Breaking Down Jake Peavy

Pitching isn’t exactly like riding a bike, but as long as Peavy’s mechanics are fine, his command should come back to him. It’ll take repetition before his command is back to where it was from May-July of 2010, but it should come back quicker than his velocity and stamina. That being said, whatever results Peavy sees in spring should be taken with a grain of salt given his command will take some time to return. But, if by some miracle, his command returns after a handful of spring outings and he’s able to locate within the strike zone well, his return schedule could be sped up.

He’s not on the 40-man roster, but Leesman was one of 14 non-roster invitees to spring training. He’s an organizational favorite-also the best pitching prospect in the organization not named sale jerseys, but that’s also not saying much-who posted a nice 3.05 FIP with double-A Birmingham in 2010. Unfortunately, that success has a red flag. Leesman actually had worse results with single-A Winston-Salem before being bumped to Birmingham last season, posting a 5.37 FIP for the Dash in 84.2 innings.

The Knights got off to a slow start and they continue to sputter along leaving them in the cellar of the IL South at 7-20, tied for the worst mark with the Toledo Mud Hens, and in the throes of a five game slide. Duente Heath was the first of what are now 22 transactions with righty Matt Zaleski going on the disabled list, righty Brian Omogrosso (promoted) and lefty Donnie Veal (optioned by the parent White Sox) being the latest to be added to a growing list.

I would keep instant replay away from judgment calls such as whether a runner is safe or out. I would also not use it for balls and strikes. This way, the human element remains in the game and replay is only used when it is absolutely necessary. A play will only come under review when the umpires feel it necessary to do so. Umpires will be evaluated in the same manner they are now. Those that make too many mistakes will not be available to work postseason games and thus will lose out on bigger paychecks.

Stankevitz was quick to point out that Sox relievers Matt Thornton, Octavio Dotel, and Scott Linebrink have combined to allow zero runs in the 7.1 innings pitched through the team’s first six games.

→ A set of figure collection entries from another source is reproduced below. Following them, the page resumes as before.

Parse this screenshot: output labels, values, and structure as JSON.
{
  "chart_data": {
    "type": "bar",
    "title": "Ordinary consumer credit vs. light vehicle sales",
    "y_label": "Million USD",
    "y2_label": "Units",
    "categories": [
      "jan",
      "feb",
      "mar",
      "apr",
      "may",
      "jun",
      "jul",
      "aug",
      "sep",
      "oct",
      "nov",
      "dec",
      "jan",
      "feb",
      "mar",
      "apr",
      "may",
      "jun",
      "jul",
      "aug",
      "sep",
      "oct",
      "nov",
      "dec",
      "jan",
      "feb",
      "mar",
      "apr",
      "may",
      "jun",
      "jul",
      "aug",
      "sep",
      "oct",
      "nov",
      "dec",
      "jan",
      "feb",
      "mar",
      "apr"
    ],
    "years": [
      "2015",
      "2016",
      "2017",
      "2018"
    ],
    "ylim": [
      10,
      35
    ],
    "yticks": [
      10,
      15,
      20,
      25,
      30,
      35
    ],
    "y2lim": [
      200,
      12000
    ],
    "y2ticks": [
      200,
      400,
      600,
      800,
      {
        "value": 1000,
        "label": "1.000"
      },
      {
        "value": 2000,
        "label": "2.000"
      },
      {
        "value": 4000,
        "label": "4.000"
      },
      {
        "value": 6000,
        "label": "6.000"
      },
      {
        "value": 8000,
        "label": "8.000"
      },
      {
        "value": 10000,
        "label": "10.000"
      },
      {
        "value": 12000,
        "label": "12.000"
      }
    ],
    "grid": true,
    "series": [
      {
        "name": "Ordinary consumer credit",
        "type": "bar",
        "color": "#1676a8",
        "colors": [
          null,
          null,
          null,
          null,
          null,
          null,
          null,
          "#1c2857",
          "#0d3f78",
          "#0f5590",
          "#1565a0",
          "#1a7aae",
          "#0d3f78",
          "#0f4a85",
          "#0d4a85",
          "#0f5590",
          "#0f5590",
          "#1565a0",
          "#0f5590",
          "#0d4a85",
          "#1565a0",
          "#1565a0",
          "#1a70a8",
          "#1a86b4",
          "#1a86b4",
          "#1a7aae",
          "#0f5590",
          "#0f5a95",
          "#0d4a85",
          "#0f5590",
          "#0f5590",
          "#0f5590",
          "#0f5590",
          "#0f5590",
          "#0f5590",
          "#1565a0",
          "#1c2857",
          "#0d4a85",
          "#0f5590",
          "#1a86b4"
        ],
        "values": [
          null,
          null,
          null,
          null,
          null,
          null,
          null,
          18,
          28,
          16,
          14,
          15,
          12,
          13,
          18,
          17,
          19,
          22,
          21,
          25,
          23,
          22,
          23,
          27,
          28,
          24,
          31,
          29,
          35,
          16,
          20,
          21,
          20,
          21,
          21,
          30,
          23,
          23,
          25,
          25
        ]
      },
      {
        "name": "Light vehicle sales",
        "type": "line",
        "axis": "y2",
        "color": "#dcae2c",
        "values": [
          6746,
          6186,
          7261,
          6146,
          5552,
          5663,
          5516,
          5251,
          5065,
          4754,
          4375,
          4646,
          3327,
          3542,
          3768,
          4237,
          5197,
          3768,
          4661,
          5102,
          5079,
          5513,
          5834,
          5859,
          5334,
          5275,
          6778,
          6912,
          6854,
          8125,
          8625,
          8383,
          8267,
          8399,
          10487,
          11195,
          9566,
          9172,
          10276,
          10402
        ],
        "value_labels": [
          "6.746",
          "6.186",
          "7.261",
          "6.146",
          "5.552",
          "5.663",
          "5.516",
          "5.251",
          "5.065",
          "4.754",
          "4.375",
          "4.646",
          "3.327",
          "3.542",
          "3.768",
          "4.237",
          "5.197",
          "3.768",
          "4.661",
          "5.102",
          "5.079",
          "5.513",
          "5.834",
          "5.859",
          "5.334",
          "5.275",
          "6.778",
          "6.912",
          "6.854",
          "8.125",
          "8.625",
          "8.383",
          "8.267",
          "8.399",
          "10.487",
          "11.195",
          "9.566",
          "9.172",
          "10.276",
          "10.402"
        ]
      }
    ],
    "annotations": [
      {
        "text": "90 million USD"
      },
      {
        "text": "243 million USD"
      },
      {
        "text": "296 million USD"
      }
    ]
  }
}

Pena’s an interesting option because the White Sox won’t need a fifth starter more than a few times before early May. Using Pena in a swingman role could allow the Sox to delay their decision on, say, Alejandro de Aza/Brent Lillibridge or at third base for a month longer by carrying an extra position player. Either that, or the Sox could deepen their bullpen by keeping two of Gregory Infante/Jhonny Nunez/Anthony Carter/Freddy Dolsi in case the Sox needed an extra innings-eater to fill Pena’s role when he has an upcoming start. Pena actually had two starts I’d qualify as “good” last year, but those were two of just three career starts-not exactly a good sample size. Plus, Pena is slated to be in the Sox bullpen, so he may not even get a crack at the rotation this spring.

Owens never was the answer in center field, though. At best, Owens projected out to be a player like Luis Castillo-a player who did not get a ton of extra base hits, but was always on the basepaths and creating havoc. Castillo never has had a season in the majors with a slugging percentage over .400, but with the exception of 2001, Castillo has never had a season in which he has had over 400 at-bats and an OPS below .700. In his heyday, Castillo simply got on base enough to make up for his lack of power.